Justiça condena Ana Paula, do vôlei, a indenizar a Telemar

A jogadora de vôlei de praia Ana Paula Rodrigues Conelly foi condenada a pagar indenização de mais de R$ 280 mil à Telemar Norte Leste. A decisão é do juiz Paulo Sergio Prestes dos Santos, da 16ª Vara Cível do Rio de Janeiro. Cabe recurso.

Segundo a ação, a atleta assinou contrato de exclusividade de prestação de serviços e licença de uso de imagem, voz, nome e direitos conexos pelo prazo de 180 dias com a Telemar para campanha publicitária, porém já havia firmado também contrato de exclusividade com a Unimed-Rio, o que impediu a Telemar de dar prosseguimento à campanha publicitária.

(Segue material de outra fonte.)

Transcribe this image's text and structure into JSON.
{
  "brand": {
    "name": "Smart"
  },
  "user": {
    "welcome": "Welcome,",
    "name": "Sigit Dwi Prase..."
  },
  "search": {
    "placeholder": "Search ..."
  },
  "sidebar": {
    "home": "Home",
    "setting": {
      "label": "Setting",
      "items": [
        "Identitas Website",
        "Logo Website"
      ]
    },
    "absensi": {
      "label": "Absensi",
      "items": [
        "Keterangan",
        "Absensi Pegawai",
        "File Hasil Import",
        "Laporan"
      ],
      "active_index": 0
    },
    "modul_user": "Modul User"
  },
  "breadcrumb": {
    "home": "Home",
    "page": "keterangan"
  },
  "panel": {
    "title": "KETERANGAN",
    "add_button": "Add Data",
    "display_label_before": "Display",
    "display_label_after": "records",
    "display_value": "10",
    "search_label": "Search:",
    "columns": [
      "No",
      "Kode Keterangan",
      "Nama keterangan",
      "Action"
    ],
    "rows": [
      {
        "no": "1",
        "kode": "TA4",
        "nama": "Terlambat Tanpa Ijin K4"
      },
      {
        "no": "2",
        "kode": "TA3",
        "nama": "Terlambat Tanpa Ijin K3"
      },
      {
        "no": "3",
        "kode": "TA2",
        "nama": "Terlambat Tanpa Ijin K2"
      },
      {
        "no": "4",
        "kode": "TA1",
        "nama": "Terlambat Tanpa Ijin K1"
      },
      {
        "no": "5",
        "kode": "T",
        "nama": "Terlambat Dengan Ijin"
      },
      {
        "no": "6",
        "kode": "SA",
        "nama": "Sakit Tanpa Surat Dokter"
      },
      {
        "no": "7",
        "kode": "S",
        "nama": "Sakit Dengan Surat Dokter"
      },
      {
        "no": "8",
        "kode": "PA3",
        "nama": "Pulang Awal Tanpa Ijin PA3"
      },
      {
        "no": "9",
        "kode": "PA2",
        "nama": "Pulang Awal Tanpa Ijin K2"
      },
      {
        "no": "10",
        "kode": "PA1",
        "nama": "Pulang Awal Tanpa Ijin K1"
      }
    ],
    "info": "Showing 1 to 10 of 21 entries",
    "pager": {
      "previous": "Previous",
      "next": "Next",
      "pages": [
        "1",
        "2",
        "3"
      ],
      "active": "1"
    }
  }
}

Em sua defesa, Ana Paula afirmou que pensava que o contrato de exclusividade celebrado com a Telemar se restringia a empresas de prestação de serviços de telecomunicações, o que não é o caso da Unimed-Rio. Ao se comprometer com a Telemar, porém, ela afirmou que não estava vinculada a qualquer compromisso anterior com terceiros, conforme o estabelecido em uma das cláusulas do contrato.

O juiz condenou a atleta a devolver os R$ 70 mil recebidos a título de cachê e a ressarcir as verbas despendidas com a campanha publicitária no valor de R$ 142 mil. Além disso, ela ainda terá que pagar a multa indenizatória prevista no contrato firmado com a Telemar de mais R$ 70 mil.